I Spent a Week Asking AI to Assess Media Bias for Israel-Palestine.

7 min readNov 18, 2023

Introduction

The Israeli-Palestinian conflict is one of the most divisive and controversial issues in the world today. However, with so much misinformation and bias in reporting on the conflict, it can be challenging for news consumers to identify truly objective sources.

This article delves into an exploratory exercise performed using OpenAI’s language model GPT-4 to gauge media bias when reporting on this complex geopolitical issue. Utilizing a customized variation of the renowned Ad Fontes Media Bias Chart, this study probes how AI can provide valuable insights into alignment and reliability when assessing publications covering Israel-Palestine affairs.

The resulting Media Bias Chart shows data points generated over multiple iterations with GPT-4, plotted with chart.js, and labeled with further aesthetic touch-ups in Adobe Photoshop.

Direct image download.

The Challenge of Evaluating Media Bias

Media bias, or the perceived slant in journalism and mass communication, has long been a topic of contention. Academics have devoted substantial research to understanding how bias manifests in news coverage and impacts public opinion. But empirically measuring and visualizing media bias remains an imperfect science.
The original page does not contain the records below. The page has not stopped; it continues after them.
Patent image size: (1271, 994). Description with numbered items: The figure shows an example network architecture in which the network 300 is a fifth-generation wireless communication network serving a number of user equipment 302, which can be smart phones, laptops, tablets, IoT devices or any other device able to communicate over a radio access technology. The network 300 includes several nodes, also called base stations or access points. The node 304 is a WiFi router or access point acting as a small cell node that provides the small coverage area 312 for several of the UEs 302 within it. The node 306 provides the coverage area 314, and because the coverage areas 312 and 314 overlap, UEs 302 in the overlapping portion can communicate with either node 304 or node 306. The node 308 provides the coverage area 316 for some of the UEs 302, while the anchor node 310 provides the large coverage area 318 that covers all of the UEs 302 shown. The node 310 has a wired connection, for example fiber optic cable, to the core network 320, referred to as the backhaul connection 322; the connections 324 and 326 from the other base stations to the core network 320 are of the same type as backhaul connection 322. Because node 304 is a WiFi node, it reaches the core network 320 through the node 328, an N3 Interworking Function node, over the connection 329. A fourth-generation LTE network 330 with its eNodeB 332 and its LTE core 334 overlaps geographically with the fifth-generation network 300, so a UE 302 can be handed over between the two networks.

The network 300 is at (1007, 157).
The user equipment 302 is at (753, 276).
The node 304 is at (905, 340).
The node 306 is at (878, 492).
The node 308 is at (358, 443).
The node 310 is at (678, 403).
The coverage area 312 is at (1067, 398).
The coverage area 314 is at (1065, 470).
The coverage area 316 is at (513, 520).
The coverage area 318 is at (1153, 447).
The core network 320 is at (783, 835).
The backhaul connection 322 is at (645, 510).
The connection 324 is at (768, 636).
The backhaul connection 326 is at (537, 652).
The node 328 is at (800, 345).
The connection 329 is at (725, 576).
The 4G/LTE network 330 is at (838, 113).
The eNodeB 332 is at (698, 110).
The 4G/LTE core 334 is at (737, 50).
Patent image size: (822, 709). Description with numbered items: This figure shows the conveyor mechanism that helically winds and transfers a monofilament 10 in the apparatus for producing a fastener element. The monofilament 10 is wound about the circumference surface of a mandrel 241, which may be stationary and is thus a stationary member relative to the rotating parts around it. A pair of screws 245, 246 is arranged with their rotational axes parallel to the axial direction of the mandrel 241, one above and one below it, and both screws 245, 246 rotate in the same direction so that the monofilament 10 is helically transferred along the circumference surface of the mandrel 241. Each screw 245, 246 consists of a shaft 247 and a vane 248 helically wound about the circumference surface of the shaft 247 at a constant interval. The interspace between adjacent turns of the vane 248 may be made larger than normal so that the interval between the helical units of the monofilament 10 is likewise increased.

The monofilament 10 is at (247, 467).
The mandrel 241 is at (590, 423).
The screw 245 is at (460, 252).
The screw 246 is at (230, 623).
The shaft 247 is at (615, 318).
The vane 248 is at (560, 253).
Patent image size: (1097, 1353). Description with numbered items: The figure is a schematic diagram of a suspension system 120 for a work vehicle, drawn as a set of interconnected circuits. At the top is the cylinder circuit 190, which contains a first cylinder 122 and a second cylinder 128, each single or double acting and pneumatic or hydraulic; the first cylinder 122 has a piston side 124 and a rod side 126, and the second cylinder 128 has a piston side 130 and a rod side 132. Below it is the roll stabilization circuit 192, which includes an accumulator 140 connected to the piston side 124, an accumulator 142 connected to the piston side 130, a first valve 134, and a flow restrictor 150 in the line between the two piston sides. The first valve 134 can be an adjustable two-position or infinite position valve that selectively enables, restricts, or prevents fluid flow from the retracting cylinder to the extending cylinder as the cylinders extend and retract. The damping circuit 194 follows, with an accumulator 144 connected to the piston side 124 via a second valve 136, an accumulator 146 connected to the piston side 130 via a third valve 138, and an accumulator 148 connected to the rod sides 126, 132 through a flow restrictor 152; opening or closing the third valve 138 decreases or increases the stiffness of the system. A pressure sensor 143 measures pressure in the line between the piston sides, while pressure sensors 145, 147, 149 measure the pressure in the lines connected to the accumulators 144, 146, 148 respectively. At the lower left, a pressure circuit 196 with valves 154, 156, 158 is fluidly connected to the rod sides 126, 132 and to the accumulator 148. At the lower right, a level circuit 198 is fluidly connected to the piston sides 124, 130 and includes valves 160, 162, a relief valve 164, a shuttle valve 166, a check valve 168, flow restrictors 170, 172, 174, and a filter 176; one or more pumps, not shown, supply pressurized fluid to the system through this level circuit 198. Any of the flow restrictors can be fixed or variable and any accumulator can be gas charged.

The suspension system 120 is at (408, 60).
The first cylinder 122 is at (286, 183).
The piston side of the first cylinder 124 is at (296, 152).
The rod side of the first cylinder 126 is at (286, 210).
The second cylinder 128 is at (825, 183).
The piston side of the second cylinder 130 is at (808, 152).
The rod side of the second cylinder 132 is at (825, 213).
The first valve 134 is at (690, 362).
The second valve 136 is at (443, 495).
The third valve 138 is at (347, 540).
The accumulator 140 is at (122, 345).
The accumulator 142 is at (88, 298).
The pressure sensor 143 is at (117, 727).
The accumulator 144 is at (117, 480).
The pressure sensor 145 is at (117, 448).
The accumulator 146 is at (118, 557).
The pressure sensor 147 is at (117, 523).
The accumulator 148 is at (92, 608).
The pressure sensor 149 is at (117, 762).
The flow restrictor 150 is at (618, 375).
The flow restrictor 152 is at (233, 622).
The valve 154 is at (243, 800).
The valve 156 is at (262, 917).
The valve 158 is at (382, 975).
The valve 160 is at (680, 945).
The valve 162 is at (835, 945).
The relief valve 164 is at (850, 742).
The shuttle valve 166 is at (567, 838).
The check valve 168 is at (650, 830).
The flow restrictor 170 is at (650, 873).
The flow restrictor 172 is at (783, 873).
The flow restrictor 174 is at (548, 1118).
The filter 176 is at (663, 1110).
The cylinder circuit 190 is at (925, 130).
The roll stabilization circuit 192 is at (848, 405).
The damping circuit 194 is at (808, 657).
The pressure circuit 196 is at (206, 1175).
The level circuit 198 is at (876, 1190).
One arena that frequently finds itself under scrutiny is reporting on Israel-Palestine. The complex historical, religious, and socio-political dynamics make objective coverage inherently difficult. When paired with the objective scarcity of authoritative Palestinian media outlets, pronounced imbalances emerge in narratives reaching global audiences.

This exploratory study utilizes artificial intelligence to critically examine bias tendencies in a diverse sample of English-language news and advocacy groups covering issues in the Southern Levant. By leveraging the pattern recognition and text analysis capabilities in advanced learning language models, this project aims to probe how machine learning technologies might enhance our understanding of bias in media ecosystems.

A version of the static Ad Fontes Media Bias Chart used as reference (source). All images © 2016–2023 Ad Fontes Media.

Adapting the Ad Fontes Media Bias Chart

To visualize variations in bias and reporting quality, this study employs a customized variant of the renowned Ad Fontes Media Bias Chart as a framework (shown above). The Ad Fontes chart succinctly maps media outlets across a spectrum from “Original Fact Reporting” to “Misinformation,” with positioning on the X-axis indicating partisan leanings from “Extreme Left” to “Extreme Right.”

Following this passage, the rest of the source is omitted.